3 smart hiring and retention practices
Tuesday, April 16, 2013 3:49 PM
U.S. businesses will face a labor shortage in the next five to seven years, and many managers haven’t started thinking about how to deal with it, says Katie Roth, owner and president of West Des Moines-based Portico Staffing.
Roth will speak Wednesday at a luncheon for the Business Innovation Zone. You can register at https://tikly.co/-/1408.
Roth refers to statistics that show an increase in the number of workers 45 and older and a decrease in the number of workers between the ages of 25 and 44. Consequently, as people retire, there won’t be enough workers to replace them.
“I don’t think businesses are thinking about it,” Roth said in an interview Tuesday. “I think they think, ‘We’ll worry about it when the time comes.’”
Many larger companies have succession plans, but smaller enterprises often don’t, she said. Businesses without plans risk a loss of institutional knowledge.
The best strategy is to get the right people in the company and find ways to keep them there. And it’s not necessarily about money, Roth said. Here are three good practices when hiring and retaining employees in your business.
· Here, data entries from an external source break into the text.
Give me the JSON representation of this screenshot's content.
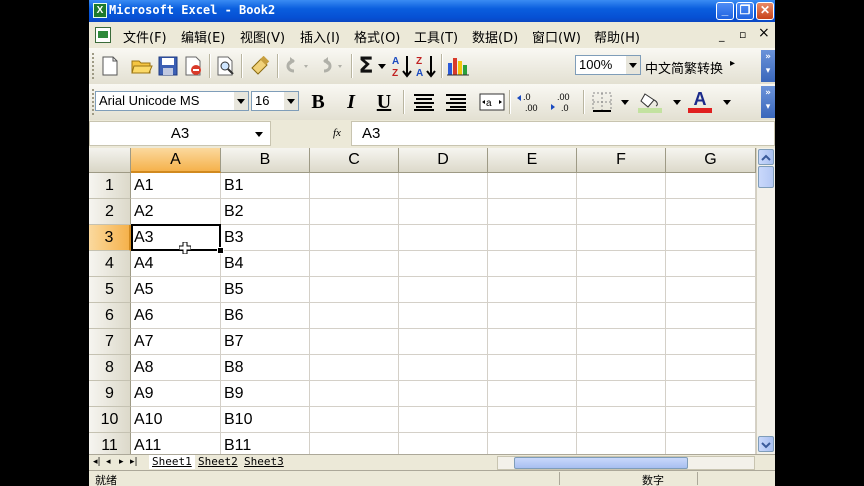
{
  "window": {
    "title": "Microsoft Excel - Book2"
  },
  "menu": {
    "items": [
      "文件(F)",
      "编辑(E)",
      "视图(V)",
      "插入(I)",
      "格式(O)",
      "工具(T)",
      "数据(D)",
      "窗口(W)",
      "帮助(H)"
    ],
    "close_doc": "×"
  },
  "toolbar1": {
    "icons": [
      "new-icon",
      "open-icon",
      "save-icon",
      "permission-icon",
      "print-preview-icon",
      "format-painter-icon",
      "undo-icon",
      "redo-icon",
      "autosum-icon",
      "sort-ascending-icon",
      "sort-descending-icon",
      "chart-wizard-icon"
    ],
    "zoom": "100%",
    "chinese_convert": "中文简繁转换"
  },
  "toolbar2": {
    "font_name": "Arial Unicode MS",
    "font_size": "16",
    "bold": "B",
    "italic": "I",
    "underline": "U",
    "fill_color": "#c3e2a0",
    "font_color": "#e02020"
  },
  "formula_bar": {
    "name_box": "A3",
    "fx": "fx",
    "content": "A3"
  },
  "grid": {
    "columns": [
      "A",
      "B",
      "C",
      "D",
      "E",
      "F",
      "G"
    ],
    "active_column": "A",
    "active_row": "3",
    "rows": [
      {
        "num": "1",
        "a": "A1",
        "b": "B1"
      },
      {
        "num": "2",
        "a": "A2",
        "b": "B2"
      },
      {
        "num": "3",
        "a": "A3",
        "b": "B3"
      },
      {
        "num": "4",
        "a": "A4",
        "b": "B4"
      },
      {
        "num": "5",
        "a": "A5",
        "b": "B5"
      },
      {
        "num": "6",
        "a": "A6",
        "b": "B6"
      },
      {
        "num": "7",
        "a": "A7",
        "b": "B7"
      },
      {
        "num": "8",
        "a": "A8",
        "b": "B8"
      },
      {
        "num": "9",
        "a": "A9",
        "b": "B9"
      },
      {
        "num": "10",
        "a": "A10",
        "b": "B10"
      },
      {
        "num": "11",
        "a": "A11",
        "b": "B11"
      }
    ]
  },
  "sheets": [
    "Sheet1",
    "Sheet2",
    "Sheet3"
  ],
  "active_sheet": "Sheet1",
  "status": {
    "left": "就绪",
    "mode": "数字"
  }
}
1) Do your due diligence in hiring
Skills are important, and an employee has to have them or be able to learn them. But the intangibles are just as important. “You can’t train somebody on how to be enthusiastic,” Roth said. “It’s very hard to train somebody on how to problem solve. It’s hard to train somebody who is not motivated.” Remember, people are doing their best job at salesmanship during the hiring process, so the best way to find out if somebody is truly a good fit for your organization is to do multiple interviews. Roth recommends doing two to three interviews with serious prospects, taking them out to lunch, and having a group interview. She points out that often by a third interview, candidates think they are going to get the job and will let their guard down a bit. That can help an employer decide whether the candidates are a fit, and if they are, it can be a learning experience about the candidates’ true strengths and weaknesses before they get thrown into the job.
2) Show you care
“People just want to be treated like people, and that doesn’t matter how old you are,” Roth said. Know your employees. Millennials, for example are “very dedicated, they’re very family-oriented,” Roth says. “But they aren’t going to give their life to a company.” Roth contends that most new employees decide on the first day, or at least in the first few weeks, whether they want to stay in the organization. So doing the little things: Have a good orientation program, make sure they have business cards, have their computer and email set up and generally making them feel welcome.
3) Tailor the job to the people, not the people to the job
If you have a good employee, find a way to make sure he or she is in the right job. Often, Roth says, organizations will try to “fix the person, rather than fix the job.” Everybody has innate talents and abilities, but sometimes people are put into jobs that aren’t a good fit. Often it just takes finding a job that is better suited for the person, if that person is a good fit for the organization. On the other hand, if someone isn’t the right fit for an organization, “another mistake I sometimes see clients make is they just don’t let somebody go,” Roth said.